Les protocoles liés à la COVID-19 étaient encore incertains jusqu'à la semaine dernière, alors que le Comité international olympique, le Comité international paralympique et le Comité organisateur des Jeux de Pékin ont publié une mise à jour de 84 pages de directives.
Les Jeux olympiques doivent être une compétition où les meilleurs affrontent les meilleurs, et où règnent la fierté nationale et le spectacle à grand déploiement. Surtout à un endroit comme Pékin pour les Européens et les Nord-Américains, qui veulent voir un nouvel endroit, rencontrer de nouvelles personnes et partager cette expérience avec les êtres aimés.
À Pékin cependant, les joueurs, les entraîneurs et les membres du personnel auraient été confinés à l'intérieur de ce que les directives qualifiaient de « boucle fermée » -- en d'autres mots, une bulle séparée du reste de la ville. Ils auraient été soumis en tout temps à des tests, à une surveillance, au port du masque et à la distanciation physique. Leur famille et leurs amis n'auraient pu se joindre à eux. Les seuls spectateurs auraient été des Chinois assujettis à des protocoles.
La vaste majorité des joueurs auraient tout de même accepté de jouer dans ces conditions. Ils ont déjà accepté différents degrés de restrictions afin de jouer dans la LNH au cours de la pandémie, et il continue à le faire. La LNH et l'AJLNH ont adopté des protocoles rehaussés samedi.
Mais il y a plus que ça. Le variant omicron du virus qui cause la COVID-19 se propage à grande vitesse partout sur la planète, ce qui augmente les chances pour un joueur d'être infecté, et ainsi d'obtenir un résultat de test positif, aux Jeux olympiques, ce qui entraînerait les étapes suivantes :
Si le participant est asymptomatique, il doit demeurer dans un complexe d'isolement jusqu'à ce qu'il reçoive deux résultats de tests négatifs en l'espace de 24 heures.
S'il est symptomatique, il doit demeurer dans un hôpital jusqu'à ce que sa température revienne à la normale pendant trois jours de suite, que ses symptômes respiratoires s'améliorent de manière importante, que son imagerie des poumons s'améliore de manière importante, qu'il reçoive deux résultats de tests négatifs en l'espace de 24 heures, et qu'il ne montre aucun autre symptôme.
Son statut est ensuite déterminé par un « Panel d'experts médicaux » de 20 membres, provenant des Centres de contrôle et de prévention des maladies de Chine et de Pékin, ainsi que de cinq experts internationaux du CIO, du CIP et des fédérations sportives.
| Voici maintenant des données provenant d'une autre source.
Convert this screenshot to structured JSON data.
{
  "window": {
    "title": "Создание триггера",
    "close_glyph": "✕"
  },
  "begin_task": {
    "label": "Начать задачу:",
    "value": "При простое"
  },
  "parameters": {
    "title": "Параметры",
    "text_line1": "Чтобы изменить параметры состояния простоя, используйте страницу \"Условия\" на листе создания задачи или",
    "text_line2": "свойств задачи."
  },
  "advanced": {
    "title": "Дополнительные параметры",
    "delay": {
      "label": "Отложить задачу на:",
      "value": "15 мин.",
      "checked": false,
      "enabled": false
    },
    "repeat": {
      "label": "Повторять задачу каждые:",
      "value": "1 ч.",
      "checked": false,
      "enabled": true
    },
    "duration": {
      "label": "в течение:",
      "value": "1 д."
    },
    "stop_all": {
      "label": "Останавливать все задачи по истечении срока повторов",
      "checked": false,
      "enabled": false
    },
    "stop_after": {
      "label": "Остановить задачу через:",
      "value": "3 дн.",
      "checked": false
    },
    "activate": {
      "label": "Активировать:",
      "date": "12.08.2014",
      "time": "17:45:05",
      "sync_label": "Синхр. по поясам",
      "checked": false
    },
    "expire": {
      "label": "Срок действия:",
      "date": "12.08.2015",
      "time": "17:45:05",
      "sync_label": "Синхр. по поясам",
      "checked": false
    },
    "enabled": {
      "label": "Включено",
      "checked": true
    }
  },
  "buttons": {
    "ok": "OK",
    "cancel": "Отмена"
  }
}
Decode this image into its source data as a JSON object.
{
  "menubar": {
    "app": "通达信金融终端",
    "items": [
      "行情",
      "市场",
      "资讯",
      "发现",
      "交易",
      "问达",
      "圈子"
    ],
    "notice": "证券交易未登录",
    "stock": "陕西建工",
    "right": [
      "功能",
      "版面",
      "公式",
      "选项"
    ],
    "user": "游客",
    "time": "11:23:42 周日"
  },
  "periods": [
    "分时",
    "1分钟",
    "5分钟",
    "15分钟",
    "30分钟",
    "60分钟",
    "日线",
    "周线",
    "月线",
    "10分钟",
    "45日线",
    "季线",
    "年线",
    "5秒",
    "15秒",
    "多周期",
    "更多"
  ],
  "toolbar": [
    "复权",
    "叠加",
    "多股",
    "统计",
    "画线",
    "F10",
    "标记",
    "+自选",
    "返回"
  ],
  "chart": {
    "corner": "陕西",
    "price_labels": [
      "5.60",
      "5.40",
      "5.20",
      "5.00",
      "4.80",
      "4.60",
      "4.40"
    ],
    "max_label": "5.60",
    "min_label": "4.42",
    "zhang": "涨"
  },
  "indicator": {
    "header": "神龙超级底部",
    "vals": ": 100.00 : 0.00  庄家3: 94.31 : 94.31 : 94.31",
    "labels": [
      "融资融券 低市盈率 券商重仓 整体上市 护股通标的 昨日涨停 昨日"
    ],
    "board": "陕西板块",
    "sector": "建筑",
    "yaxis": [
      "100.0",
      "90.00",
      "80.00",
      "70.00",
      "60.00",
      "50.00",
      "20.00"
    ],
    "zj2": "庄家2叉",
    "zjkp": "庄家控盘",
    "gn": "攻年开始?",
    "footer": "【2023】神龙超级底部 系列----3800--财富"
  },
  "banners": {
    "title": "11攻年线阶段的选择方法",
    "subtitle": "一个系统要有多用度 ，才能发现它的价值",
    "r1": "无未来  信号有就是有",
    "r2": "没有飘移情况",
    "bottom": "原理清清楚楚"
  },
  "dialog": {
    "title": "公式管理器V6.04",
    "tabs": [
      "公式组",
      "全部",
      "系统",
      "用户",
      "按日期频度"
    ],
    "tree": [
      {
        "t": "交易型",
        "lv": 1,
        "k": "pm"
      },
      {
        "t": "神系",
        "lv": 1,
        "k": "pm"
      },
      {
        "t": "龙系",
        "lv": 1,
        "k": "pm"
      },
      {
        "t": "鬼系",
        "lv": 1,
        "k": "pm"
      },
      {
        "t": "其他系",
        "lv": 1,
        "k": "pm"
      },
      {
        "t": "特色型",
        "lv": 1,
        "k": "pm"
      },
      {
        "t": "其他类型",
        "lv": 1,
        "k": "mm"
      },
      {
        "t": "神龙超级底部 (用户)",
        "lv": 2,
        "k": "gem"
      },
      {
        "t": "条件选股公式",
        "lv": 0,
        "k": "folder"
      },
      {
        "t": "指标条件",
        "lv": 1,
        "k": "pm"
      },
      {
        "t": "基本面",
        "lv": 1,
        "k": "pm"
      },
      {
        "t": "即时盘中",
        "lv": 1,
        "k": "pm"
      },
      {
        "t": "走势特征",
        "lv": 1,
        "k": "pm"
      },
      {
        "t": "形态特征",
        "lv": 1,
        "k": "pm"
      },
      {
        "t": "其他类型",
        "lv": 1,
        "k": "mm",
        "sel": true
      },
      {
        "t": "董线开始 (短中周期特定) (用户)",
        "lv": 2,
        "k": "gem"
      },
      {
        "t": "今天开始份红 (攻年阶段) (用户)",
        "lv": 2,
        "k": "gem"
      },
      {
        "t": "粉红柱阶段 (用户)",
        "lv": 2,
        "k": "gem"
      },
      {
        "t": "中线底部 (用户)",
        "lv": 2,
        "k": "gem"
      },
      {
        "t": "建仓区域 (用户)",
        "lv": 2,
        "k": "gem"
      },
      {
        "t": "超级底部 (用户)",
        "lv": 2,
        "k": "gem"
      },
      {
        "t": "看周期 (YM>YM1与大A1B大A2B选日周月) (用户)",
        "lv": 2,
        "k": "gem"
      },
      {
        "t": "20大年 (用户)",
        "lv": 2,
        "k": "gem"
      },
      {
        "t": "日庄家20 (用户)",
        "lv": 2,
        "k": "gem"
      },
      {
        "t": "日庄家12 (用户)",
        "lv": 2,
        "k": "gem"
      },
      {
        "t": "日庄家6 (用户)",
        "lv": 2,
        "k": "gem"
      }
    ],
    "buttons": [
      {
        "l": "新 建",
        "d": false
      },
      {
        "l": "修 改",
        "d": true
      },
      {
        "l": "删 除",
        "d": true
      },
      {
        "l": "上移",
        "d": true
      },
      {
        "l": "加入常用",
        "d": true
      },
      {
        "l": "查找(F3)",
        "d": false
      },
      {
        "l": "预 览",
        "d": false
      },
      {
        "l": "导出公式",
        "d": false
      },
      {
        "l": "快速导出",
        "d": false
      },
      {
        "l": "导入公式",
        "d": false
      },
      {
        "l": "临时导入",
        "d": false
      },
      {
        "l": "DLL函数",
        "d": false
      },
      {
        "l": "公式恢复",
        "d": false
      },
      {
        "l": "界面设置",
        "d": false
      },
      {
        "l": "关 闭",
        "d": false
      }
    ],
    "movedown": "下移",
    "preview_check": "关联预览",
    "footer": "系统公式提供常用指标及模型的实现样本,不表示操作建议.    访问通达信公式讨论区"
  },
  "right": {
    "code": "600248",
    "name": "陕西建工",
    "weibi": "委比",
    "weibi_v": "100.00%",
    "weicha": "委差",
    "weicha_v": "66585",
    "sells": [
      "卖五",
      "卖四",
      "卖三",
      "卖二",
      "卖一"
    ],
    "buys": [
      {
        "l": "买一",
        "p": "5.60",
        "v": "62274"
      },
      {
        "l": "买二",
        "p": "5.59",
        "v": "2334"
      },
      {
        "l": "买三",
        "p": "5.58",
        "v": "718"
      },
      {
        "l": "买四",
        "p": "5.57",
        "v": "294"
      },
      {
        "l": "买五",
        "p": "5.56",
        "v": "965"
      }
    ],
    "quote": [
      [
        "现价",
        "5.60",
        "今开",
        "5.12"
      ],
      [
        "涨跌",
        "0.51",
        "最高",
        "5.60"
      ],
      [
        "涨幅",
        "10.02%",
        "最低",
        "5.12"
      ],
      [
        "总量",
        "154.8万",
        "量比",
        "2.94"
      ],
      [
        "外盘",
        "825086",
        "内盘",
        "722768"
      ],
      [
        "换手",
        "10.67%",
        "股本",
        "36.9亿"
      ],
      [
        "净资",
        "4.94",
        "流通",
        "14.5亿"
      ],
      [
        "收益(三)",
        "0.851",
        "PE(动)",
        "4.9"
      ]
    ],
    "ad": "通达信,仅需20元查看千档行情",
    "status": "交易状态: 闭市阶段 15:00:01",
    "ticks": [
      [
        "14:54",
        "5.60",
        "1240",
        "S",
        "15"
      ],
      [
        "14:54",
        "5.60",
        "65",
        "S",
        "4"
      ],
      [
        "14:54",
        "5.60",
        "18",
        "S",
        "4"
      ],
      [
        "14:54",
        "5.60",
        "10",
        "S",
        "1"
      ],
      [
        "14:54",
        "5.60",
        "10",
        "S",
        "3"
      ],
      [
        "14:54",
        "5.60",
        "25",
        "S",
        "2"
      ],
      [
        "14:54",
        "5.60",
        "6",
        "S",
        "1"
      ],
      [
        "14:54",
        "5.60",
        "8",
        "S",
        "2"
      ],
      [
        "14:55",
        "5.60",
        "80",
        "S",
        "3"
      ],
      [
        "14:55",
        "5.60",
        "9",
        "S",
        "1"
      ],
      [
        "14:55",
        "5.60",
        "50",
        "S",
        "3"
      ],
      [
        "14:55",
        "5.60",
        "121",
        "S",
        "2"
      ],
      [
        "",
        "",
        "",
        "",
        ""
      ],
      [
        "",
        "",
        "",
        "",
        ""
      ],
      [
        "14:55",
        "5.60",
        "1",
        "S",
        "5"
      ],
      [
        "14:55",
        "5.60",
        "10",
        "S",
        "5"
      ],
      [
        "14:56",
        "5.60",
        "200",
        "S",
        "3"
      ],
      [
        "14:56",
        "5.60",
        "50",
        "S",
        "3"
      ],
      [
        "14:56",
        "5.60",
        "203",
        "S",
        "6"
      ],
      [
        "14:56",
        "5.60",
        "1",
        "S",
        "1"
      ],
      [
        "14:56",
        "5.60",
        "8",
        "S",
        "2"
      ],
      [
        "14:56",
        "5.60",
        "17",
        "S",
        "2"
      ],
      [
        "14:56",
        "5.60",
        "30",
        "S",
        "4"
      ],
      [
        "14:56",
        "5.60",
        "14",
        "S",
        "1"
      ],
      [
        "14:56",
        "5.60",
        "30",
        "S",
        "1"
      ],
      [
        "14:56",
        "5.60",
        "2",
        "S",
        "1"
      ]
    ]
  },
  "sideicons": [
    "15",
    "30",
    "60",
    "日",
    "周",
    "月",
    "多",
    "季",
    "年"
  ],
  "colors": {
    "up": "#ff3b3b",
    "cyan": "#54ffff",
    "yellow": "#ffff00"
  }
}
« Nous voulons attirer votre attention sur le fait que les risques et les impacts pourraient ne pas être totalement éliminés, et que vous acceptez de participer aux Jeux olympiques et paralympiques d'hiver à vos propres risques », est-il écrit à la page 82 des directives.
Les joueurs de la LNH ont participé à cinq olympiades de suite entre 1998 et 2014, avant de faire l'impasse sur Pyeongchang en 2018.
En se fondant sur son expérience, la LNH a le sentiment que de mettre sa saison sur pause afin que les joueurs puissent participer au tournoi de quelqu'un d'autre est plus dommageable que profitable, surtout lorsque les Jeux olympiques ne sont pas tenus en Amérique du Nord. Les joueurs sont en désaccord et accordent beaucoup d'importance à une participation aux Jeux olympiques.
Le problème ne réside toutefois plus là en ce moment. Le nœud du problème se situe ici :
La LNH est le gagne-pain des joueurs et de plusieurs autres personnes qui travaillent au sein de la ligue ou qui gravitent autour d'elle. Ce gagne-pain doit passer en premier.
La propagation de la COVID-19 dans la population en général est hors du contrôle de la LNH. Tout comme la réponse des gouvernements du Canada, des États-Unis ou de la Chine.
Le risque d'obtenir un résultat de test positif et de devoir se rendre dans un complexe d'isolement ou un hôpital à l'autre bout de la plante pour une période indéterminée, sous les soins et le contrôle d'un panel avec lequel nous ne sommes pas familiers, n'en vaut pas la chandelle.
Même si les joueurs tiennent mordicus à participer aux Jeux olympiques, la priorité doit continuer d'être la santé, la sécurité et la saison de la LNH. Notre espoir est que la pandémie va se terminer un jour, et qu'elle ne représentera pas un problème en 2026.